Parmi eux: les objectifs encore amorphes de la nouvelle plate-forme America Healthy Again (MAHA) et les tarifs commerciaux en plein essor. Bryce Lundberg, copropriétaire de Lundberg Family Farms, a utilisé un terme nouvellement coupé – «Tariff-ying», lors d’un panel de milieu de semaine, résumant une opinion populaire lors de l’événement annuel.
«C’était la première exo politique West», a déclaré Jennifer Stojkovic, fondatrice du Sommet influente des femmes végétaliennes, après avoir assisté à l’émission. «Il y a un grand chevauchement des personnes dans l’espace des produits naturels qui s’alignent sur la messagerie de RFK Jr. [Robert F. Kennedy Jr., Secretary of the U.S. Department of Health and Human Services].
Une poignée de chapeaux maha était visible dans les salles d’exposition, bien que ce que la position du cabinet de Robert F. Kennedy, Jr.
«Le mouvement des aliments naturels a été largement ignoré pendant des années par des administrations présidentielles des deux côtés», a déclaré Stojkovic. «C’est le premier à le prendre au sérieux, et maintenant il y a des gens au pouvoir qui peuvent changer les réglementations et avoir un impact sur ce que les Américains mangent, donc ce n’est pas une surprise de voir les marques s’aligner ouvertement avec cela.»

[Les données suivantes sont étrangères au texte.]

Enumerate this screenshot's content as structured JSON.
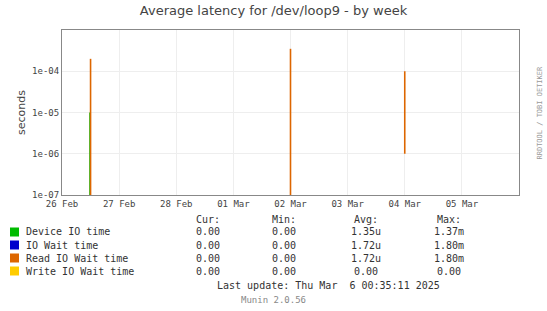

Voici quelques-uns des faits saillants d’une conférence commerciale que LAIST a appelée «Le Festival de Cannes des amuse-gueules naturels» et «le Super Bowl of Conscious Consory Consumer emballé.»
Vive la vache!
Bien que cette déclaration puisse ressembler à un anathème lors d’une convention connue pour ses racines à base de plantes, sans animaux, sans animaux, c’était une tendance souvent citée au spectacle de cette année.
Le nombre de fausses joueurs de la viande et leur empreinte sur le sol du spectacle ont considérablement baissé, le résultat d’une bulle éclatée et de vents contraires culturels – voir aussi, des prix élevés, du marketing élitiste et des accusations procédées par des «ultra traitées».
Les projecteurs étaient sur de la vraie viande et des produits laitiers, les sources de protéines autrefois projetées qui ont apparemment retrouvé leur «crédibilité sain». Et un substitut très discuté aux huiles de graines? Suif de bœuf.


Jeanne est une journaliste de 27 ans qui se passionne pour le cinéma et la culture pop. Elle adore dévorer des séries Netflix et se tenir au courant des dernières news sur les célébrités du moment. Jeanne a toujours été intéressée par l’écriture, et elle aime travailler comme journaliste car cela lui permet de partager sa passion pour la narration avec les autres.